When a schema is updated then existing data must be changed so that its structure complies with the updated schema. This is called data migration. Many systems, including database systems and web software frameworks, provide tools that automate data migration so that users can avoid the tedious and error-prone manual effort that’s usually required when a schema is changed and large amounts of data must be migrated.
Packages that use ObjTables (obj_tables
) store data in CSV, TSV, or XLSX files. The structure of
the data in a file is defined by a schema that uses obj_tables
. ObjTables migration enables automated
migration of these data files.
This page explains the concepts of ObjTables migration and provides detailed instructions on how to configure and use it.
2.2. Concepts¶
ObjTables migration automates the process of migrating data files that use a schema which has been updated.
Migration assumes that data files which are migrated and the schemas that define their data models are stored in Git repositories. The repository storing the data files is called the data repo while the repository containing the schema is the schema repo. While these are typically two distinct repositories, migration also supports the situation in which one repository is both the data repo and the schema repo.

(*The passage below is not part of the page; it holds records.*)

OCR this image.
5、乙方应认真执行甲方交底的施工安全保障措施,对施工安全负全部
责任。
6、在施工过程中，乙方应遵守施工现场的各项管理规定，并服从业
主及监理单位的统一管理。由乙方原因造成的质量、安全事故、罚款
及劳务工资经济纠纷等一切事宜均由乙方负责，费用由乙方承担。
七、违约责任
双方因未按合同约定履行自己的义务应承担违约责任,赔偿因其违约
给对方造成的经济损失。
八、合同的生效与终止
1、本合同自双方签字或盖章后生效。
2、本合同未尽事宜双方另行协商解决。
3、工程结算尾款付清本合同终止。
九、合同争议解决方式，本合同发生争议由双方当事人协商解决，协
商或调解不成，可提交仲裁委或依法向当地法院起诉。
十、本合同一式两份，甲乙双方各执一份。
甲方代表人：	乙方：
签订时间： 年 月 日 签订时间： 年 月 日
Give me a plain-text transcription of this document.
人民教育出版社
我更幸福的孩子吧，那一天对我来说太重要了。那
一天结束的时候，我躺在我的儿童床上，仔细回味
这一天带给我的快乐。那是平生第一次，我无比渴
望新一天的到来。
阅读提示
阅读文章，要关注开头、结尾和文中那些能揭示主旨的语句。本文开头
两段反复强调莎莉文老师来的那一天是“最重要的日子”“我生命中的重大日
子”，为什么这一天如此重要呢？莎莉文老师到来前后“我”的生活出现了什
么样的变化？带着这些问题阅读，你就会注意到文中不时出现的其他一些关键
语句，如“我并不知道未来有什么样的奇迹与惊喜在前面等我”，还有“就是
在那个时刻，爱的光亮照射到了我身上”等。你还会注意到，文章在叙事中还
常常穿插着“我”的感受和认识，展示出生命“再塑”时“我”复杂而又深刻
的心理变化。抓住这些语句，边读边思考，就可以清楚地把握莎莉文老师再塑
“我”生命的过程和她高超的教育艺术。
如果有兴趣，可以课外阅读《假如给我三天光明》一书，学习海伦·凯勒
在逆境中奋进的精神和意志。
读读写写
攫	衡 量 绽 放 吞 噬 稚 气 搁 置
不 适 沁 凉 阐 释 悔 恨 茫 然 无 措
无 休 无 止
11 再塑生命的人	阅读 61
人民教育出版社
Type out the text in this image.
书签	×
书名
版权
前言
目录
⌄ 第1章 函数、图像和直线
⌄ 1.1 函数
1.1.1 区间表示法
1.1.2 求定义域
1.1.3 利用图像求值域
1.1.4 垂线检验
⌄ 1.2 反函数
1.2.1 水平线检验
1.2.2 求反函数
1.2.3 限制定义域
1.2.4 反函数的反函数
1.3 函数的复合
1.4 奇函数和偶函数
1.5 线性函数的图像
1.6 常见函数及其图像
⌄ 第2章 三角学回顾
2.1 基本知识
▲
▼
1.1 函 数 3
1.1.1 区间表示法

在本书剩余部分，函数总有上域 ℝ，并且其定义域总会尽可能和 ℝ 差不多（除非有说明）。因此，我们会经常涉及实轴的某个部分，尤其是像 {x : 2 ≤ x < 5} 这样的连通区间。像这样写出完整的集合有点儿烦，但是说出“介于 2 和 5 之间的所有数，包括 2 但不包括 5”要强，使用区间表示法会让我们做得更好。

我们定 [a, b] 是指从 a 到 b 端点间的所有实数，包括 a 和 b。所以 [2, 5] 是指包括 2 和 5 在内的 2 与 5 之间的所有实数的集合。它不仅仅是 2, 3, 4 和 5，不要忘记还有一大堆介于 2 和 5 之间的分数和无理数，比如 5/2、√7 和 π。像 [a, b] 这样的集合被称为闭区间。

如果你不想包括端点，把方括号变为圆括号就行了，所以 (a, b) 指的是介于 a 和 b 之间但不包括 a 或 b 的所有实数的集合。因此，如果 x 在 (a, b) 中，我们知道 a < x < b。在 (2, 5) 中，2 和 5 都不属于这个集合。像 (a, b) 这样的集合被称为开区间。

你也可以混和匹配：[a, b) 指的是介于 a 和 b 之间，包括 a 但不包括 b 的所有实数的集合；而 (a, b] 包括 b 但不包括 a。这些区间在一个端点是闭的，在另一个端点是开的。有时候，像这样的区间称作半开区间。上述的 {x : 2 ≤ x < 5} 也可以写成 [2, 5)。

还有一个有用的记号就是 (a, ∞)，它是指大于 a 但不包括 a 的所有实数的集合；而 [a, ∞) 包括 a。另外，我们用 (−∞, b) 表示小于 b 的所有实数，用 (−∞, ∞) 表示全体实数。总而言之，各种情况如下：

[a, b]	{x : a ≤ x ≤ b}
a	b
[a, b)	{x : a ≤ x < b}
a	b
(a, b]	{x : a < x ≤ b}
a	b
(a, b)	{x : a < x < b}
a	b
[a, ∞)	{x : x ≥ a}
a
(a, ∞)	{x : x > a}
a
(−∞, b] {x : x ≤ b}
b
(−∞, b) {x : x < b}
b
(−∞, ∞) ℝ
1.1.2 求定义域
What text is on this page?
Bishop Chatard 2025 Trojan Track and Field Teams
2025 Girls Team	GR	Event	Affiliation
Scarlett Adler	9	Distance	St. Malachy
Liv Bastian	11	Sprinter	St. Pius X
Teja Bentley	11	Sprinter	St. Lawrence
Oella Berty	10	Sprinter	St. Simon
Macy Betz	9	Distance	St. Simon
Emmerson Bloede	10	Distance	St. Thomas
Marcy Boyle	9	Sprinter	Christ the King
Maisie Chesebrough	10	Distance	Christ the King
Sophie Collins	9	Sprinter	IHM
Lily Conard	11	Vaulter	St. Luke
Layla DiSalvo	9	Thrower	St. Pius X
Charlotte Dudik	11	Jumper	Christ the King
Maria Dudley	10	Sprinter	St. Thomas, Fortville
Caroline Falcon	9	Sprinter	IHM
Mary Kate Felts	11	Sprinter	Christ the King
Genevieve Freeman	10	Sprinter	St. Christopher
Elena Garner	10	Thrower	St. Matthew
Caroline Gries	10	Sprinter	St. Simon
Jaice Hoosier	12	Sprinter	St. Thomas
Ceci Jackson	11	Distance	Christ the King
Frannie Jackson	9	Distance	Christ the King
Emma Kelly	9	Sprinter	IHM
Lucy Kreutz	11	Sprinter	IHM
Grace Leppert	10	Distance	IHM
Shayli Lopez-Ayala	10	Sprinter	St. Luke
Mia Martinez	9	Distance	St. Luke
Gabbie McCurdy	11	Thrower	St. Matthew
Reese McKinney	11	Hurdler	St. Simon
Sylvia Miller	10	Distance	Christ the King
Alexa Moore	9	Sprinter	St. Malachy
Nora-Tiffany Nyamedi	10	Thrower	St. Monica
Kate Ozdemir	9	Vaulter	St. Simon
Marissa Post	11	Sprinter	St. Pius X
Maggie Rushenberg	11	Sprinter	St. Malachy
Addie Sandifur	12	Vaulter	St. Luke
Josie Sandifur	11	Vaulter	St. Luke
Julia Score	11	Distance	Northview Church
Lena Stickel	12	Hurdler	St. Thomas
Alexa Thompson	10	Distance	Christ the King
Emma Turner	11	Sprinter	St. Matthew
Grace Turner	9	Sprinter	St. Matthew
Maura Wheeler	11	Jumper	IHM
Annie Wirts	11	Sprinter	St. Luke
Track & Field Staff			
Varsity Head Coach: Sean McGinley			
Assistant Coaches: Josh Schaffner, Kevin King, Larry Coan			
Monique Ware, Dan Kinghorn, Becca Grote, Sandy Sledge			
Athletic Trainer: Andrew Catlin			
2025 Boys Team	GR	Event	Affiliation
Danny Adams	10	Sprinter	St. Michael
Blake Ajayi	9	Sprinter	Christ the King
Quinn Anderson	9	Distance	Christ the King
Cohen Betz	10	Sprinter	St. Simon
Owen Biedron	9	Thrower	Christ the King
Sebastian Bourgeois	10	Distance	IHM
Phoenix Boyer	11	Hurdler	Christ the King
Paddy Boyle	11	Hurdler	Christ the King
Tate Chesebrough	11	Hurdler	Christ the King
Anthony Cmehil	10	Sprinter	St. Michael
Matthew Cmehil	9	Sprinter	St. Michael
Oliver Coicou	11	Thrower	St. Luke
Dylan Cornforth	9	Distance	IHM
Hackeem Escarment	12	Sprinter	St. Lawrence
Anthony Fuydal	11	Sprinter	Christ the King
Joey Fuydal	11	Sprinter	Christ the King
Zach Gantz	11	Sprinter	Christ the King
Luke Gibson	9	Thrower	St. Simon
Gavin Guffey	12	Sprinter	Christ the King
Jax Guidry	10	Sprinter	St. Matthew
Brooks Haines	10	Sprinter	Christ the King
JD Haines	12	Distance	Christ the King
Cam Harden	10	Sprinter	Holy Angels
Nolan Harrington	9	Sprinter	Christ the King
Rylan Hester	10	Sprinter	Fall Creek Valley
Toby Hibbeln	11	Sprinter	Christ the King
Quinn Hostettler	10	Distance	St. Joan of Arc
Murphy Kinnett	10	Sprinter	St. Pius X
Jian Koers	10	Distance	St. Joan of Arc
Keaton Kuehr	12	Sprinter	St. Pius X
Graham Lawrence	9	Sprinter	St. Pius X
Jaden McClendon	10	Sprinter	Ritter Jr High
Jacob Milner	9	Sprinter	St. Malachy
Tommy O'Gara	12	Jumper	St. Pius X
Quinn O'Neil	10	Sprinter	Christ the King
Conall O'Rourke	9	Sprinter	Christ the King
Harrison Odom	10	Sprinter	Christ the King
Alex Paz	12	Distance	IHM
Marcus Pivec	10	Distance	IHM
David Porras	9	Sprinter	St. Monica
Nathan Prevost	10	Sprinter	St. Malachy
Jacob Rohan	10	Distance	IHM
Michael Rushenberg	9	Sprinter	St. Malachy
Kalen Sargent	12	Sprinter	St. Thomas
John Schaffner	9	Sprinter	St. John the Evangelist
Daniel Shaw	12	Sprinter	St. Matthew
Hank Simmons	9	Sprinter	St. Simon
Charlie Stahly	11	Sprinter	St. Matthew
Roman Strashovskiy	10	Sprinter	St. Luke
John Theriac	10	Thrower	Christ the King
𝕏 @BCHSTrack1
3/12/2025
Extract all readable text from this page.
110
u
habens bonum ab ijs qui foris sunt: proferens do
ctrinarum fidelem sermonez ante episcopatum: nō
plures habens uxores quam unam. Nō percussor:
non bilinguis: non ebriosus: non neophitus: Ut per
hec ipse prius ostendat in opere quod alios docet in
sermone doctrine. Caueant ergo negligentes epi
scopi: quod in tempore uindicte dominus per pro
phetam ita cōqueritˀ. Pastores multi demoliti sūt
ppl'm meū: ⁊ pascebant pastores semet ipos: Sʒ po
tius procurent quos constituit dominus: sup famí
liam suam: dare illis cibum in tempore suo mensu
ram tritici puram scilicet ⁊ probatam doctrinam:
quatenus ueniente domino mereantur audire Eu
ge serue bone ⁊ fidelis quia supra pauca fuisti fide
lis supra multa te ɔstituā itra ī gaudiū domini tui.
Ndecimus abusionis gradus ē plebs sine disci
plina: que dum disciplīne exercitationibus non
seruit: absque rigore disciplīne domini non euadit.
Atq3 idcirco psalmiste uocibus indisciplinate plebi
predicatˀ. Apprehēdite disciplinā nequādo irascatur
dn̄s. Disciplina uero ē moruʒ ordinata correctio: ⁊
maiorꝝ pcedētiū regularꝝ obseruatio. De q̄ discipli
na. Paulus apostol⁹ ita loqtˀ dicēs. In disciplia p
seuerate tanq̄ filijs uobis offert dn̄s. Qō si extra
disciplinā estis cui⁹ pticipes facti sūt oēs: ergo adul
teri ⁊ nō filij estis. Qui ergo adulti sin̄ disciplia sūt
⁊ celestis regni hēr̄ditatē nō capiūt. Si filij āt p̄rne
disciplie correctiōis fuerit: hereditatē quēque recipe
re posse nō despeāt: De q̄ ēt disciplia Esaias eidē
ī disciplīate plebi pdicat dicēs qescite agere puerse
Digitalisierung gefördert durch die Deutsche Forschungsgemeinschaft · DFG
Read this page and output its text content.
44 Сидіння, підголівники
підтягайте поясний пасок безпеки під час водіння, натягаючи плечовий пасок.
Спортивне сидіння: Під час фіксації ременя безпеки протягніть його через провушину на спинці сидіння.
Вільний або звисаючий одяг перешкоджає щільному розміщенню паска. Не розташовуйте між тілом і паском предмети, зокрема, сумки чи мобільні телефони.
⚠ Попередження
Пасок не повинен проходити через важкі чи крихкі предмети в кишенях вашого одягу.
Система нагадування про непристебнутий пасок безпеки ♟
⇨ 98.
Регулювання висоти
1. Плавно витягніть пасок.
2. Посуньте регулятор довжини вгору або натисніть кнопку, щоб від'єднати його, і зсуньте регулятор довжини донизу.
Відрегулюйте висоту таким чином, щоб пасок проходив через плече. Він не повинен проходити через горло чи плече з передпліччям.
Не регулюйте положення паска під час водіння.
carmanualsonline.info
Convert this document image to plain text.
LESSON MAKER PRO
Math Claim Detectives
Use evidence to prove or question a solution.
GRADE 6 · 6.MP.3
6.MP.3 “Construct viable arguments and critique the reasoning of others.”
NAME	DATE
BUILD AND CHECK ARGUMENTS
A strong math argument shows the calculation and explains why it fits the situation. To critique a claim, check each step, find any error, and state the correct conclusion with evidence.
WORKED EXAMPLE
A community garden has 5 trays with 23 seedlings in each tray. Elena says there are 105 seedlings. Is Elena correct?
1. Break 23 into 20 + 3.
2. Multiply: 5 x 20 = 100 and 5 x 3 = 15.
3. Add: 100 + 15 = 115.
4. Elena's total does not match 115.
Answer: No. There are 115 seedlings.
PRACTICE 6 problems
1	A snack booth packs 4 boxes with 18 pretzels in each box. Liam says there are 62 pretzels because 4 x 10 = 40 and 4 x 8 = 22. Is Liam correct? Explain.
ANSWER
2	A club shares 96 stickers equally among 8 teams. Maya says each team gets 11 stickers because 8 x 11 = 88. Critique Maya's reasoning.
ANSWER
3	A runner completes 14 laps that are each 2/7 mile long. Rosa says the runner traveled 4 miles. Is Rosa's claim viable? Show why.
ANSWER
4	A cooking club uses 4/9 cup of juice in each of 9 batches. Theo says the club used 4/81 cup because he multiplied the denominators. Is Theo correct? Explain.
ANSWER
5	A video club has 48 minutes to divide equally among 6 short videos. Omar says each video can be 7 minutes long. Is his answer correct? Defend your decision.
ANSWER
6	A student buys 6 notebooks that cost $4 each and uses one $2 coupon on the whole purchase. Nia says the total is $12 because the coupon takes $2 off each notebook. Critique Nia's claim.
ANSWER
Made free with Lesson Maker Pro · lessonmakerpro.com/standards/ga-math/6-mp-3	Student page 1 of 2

Migration further assumes that the schema defined in a schema repo is stored in a single Python file, which is called the schema file. Because it’s stored in a Git repository, the schema file’s version history is recorded in the schema repo’s commits, which are used by migration. Figure 2.2 below illustrates these concepts.
We decompose the ways in which a schema can be changed into these categories:
Add a
obj_tables.core.Model
(henceforth, Model) definitionRemove a Model definition
Rename a Model definition
Add an attribute to a Model
Remove an attribute from a Model
Rename an attribute of a Model
Apply another type of changes to a Model
Migration automatically handles all of these change categories except the last one, as illustrated in Figure 2.3. Adding and removing Model definitions and adding and removing attributes from Models are migrated completely automatically. If the names of Models or the names of Model attributes are changed, then configuration information must be manually supplied because the relationship between the initial and final names cannot be determined automatically when multiple names are changed. Other types of modifications can be automated by custom Python transformation programs, which are described below.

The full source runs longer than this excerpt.